Wirral is a peninsula in the north-west of England. Its area is approximately one hundred square miles (260 sq km). It was a distinct administrative region at the time of the Domesday Survey in 1086 – it was listed as Wilaveston Hundred because the central village was Wilaveston (now Willaston).
Since the reorganisation of local government in 1974 the northern 60% of the peninsula has been administered as the Metropolitan Borough of Wirral, formed from the merger of the County Boroughs of Birkenhead and Wallasey, the Municipal Borough of Bebington and the Urban Districts of Wirral and Hoylake. From 1974 to 1986 the Borough was a district within the new county of Merseyside. Since 1986 it has been a standalone Unitary authority.

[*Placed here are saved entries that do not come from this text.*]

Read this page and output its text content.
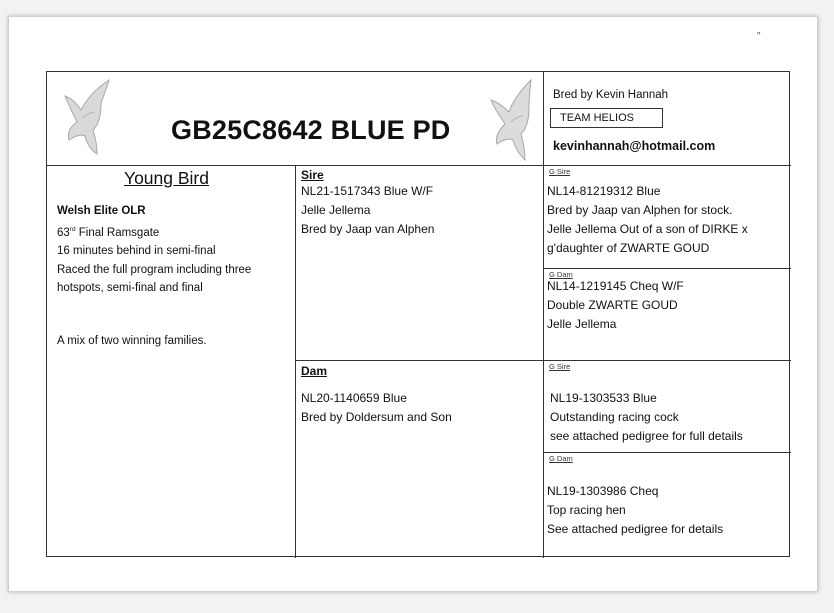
"
GB25C8642 BLUE PD
Bred by Kevin Hannah
TEAM HELIOS
kevinhannah@hotmail.com
Young Bird
Welsh Elite OLR
63rd Final Ramsgate
16 minutes behind in semi-final
Raced the full program including three
hotspots, semi-final and final
A mix of two winning families.
Sire
NL21-1517343 Blue W/F
Jelle Jellema
Bred by Jaap van Alphen
Dam
NL20-1140659 Blue
Bred by Doldersum and Son
G Sire
NL14-81219312 Blue
Bred by Jaap van Alphen for stock.
Jelle Jellema Out of a son of DIRKE x
g'daughter of ZWARTE GOUD
G Dam
NL14-1219145 Cheq W/F
Double ZWARTE GOUD
Jelle Jellema
G Sire
NL19-1303533 Blue
Outstanding racing cock
see attached pedigree for full details
G Dam
NL19-1303986 Cheq
Top racing hen
See attached pedigree for details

The southern 40% of the peninsula remained part of Cheshire, forming the administrative district of Ellesmere Port and Neston. In 2009 Cheshire was split in two and south Wirral is now administered as part of Cheshire West and Chester.

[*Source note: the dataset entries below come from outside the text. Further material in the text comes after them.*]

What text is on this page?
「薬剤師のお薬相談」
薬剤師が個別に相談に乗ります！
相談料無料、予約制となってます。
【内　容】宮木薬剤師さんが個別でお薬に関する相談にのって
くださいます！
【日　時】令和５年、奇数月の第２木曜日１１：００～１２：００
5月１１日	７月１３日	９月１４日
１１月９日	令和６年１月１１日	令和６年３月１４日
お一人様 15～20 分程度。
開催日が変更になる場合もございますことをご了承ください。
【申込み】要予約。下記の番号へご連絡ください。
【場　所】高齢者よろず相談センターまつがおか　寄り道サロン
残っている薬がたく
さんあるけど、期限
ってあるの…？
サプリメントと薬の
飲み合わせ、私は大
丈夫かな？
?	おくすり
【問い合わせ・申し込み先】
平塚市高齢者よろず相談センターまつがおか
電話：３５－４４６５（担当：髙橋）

So - what is "Wirral"? It is the peninsula and it is also the smaller borough. Places such as Shotwick and Parkgate are on the peninsula but not in the borough. It is the responsibility of anyone writing about Wirral to be clear which definition they are using. Wirral History & Heritage Association refers itself to the peninsula unless specifically stated otherwise in some text.

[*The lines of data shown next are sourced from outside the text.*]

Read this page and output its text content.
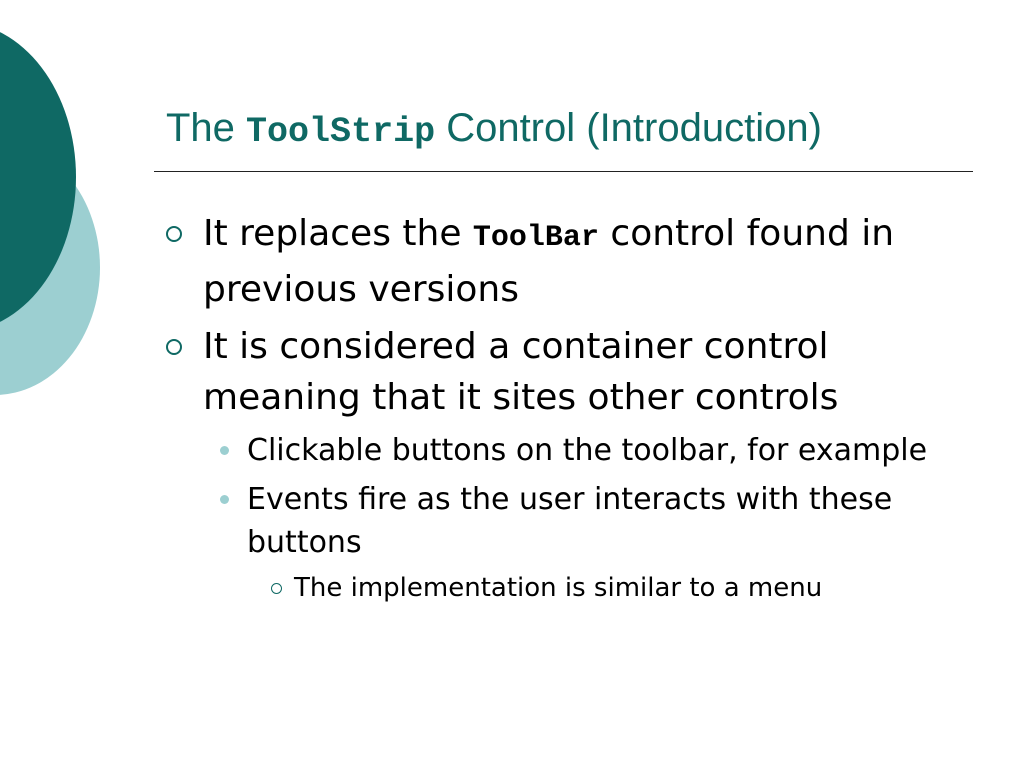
The ToolStrip Control (Introduction)
It replaces the ToolBar control found in previous versions
It is considered a container control meaning that it sites other controls
Clickable buttons on the toolbar, for example
Events fire as the user interacts with these buttons
The implementation is similar to a menu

There is now a third definition of Wirral. Royal Mail has decided that every address in the Borough of Wirral falls into one of four Post Towns - Prenton, Wallasey, Birkenhead and Wirral. Those definitions do not match any areas known to the residents. For Royal Mail, Claughton and Oxton are in Prenton; Heswall, West Kirby, Greasby, Egremont, New Brighton, etc. no longer exist; and Birkenhead is not in Wirral. Places that are not in Royal Mail's versions of Prenton, Wallasey or Birkenhead are stated to be in Wirral. Their confusing boundary names are based on their sorting and delivery offices, but are now officially part of a building's postal address.